Combattants taliban prisonniersP

our l’historien militaire américain Victor Davis Hanson, les conflits armés sont régis par des principes immuables, et ceux qui enflamment notre époque ont des parallèles étroits avec ceux des temps passés.

On connaît deux types d’analystes militaires : les uns qui croient que l’essence de la guerre est immuable et les autres qui insistent sur le fait que sa vraie nature est constamment et pour toujours altérée par la rapide transformation des techniques, des mentalités et de la réalité physique. Les premiers sont pour la plupart des historiens. Ils considèrent que la nature de l’homme est fixe, et ainsi ne voient de réel changement que dans la pompe, le système de distribution, pas dans l’eau, l’essence de la guerre.
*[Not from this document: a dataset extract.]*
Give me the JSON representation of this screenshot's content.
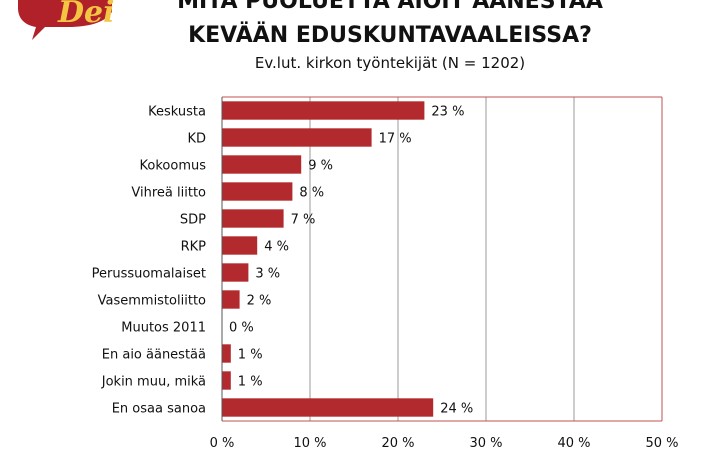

Les seconds sont des spécialistes en sciences sociales, des techniciens, et parfois des militaires eux-mêmes, qui croient qu’un nouveau système hydraulique distribue un liquide entièrement nouveau.
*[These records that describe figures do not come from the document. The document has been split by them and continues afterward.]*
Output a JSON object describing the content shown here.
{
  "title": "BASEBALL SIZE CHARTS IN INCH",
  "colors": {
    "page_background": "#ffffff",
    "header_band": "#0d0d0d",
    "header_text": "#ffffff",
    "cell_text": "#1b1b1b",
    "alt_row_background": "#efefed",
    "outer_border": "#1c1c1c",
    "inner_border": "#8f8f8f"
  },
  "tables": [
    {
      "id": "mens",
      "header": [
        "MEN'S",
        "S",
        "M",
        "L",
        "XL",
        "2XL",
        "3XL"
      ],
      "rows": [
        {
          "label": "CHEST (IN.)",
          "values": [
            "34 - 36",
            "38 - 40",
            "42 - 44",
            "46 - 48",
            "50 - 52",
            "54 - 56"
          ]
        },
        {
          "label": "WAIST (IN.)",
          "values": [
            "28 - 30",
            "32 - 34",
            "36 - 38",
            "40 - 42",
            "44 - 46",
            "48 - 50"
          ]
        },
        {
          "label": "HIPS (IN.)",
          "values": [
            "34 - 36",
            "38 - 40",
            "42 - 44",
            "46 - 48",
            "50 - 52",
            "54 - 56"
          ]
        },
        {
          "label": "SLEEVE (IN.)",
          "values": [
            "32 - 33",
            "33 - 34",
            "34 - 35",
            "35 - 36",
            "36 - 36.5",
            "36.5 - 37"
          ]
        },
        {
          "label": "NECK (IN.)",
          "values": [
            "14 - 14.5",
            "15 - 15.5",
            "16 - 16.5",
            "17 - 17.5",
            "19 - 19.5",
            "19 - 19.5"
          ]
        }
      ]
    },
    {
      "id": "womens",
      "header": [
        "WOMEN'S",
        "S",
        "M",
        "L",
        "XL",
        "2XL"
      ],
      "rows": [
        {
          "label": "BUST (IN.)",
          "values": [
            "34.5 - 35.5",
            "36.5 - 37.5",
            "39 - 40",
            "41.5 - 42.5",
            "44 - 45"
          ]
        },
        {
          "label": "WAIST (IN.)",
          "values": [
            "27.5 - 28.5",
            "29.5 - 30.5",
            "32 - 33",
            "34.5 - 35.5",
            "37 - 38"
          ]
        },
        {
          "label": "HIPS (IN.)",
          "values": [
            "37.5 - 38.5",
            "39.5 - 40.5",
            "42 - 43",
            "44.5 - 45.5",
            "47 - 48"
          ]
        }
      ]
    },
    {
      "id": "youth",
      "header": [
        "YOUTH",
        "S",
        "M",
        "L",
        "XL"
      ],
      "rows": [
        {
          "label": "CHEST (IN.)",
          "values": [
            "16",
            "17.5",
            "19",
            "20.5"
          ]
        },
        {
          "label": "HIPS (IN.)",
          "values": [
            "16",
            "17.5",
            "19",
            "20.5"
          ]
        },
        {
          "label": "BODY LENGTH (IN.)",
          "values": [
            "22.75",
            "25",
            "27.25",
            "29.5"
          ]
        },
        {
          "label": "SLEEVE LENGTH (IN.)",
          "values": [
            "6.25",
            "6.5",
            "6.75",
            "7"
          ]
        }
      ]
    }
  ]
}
«... S'ils sont pris vivants, le mollah Omar et ses principaux collègues en religion, comme les barbouzes du monde arabe, devraient en théorie être rasés, montré en haillons à la foule et muselés jusqu'à ce que leur sort soit fixé. »


Les spécialistes en sciences sociales nous ont mis en garde contre un ennemi entièrement nouveau. Sa propension à propager le fondamentalisme islamique comme des incendies mortels, son usage parasitique des technologies occidentales, et sa propension à répandre le meurtre de masse sur les ailes du suicide constitueraient apparemment une menace différente de tout ce que l’Occident a jamais eu à affronter. A cela, les traditionalistes opposent que les terroristes contemporains ne sont pas différents des sicaires de la province romaine de Palestine ou des assassins d’Europe centrale du siècle passé. Les solutions pour les défaire ont été éprouvées par le temps et sont efficaces : la force brutale, couplée avec l’espoir d’une repentance et d’une rémission, en fin de compte mettent un terme définitif à cette menace.



Les limites de l’appui aérien

Les scènes de fanatiques dans les rues du Pakistan ont surpris et effrayé certains Américains. A mon avis, plus effrayants sont les pseudo intellectuels ici dans notre pays qui analysent ce nouveau défi à la télévision, dissertant avec componction sur l’ignorance des Occidentaux, sur une décennie d’inévitables massacres et de meurtres à venir. Mais l’histoire nous enseigne que les foules les plus flamboyantes du monde islamique, comme c’est toujours le cas des foules, sont nourries de faux espoirs, et se disloquent lors d’une réelle défaite. Ces masses haineuses et fanatisées n’appellent pas à plus de discussion et de compréhension, mais seulement à plus de B-52 et de parachutage de nourriture. M. Musharraf n’a pas dispersé la rue pakistanaise par la raison raisonnante ou la coopération internationale, mais en avertissant que son gouvernement, son peuple et toute sa nation devraient affronter une Amérique ulcérée par son précédent soutien aux terroristes. En 1941, les Nazis qui par perversité ont massacré des Grecs innocents au cours de représailles barbares n’ont pu que ralentir, pas arrêter, les commandos communistes. Peu après, les Américains idéalistes, promettant de la nourriture pour les innocents et des armes contre les coupables, ont mis fin à cette insurrection.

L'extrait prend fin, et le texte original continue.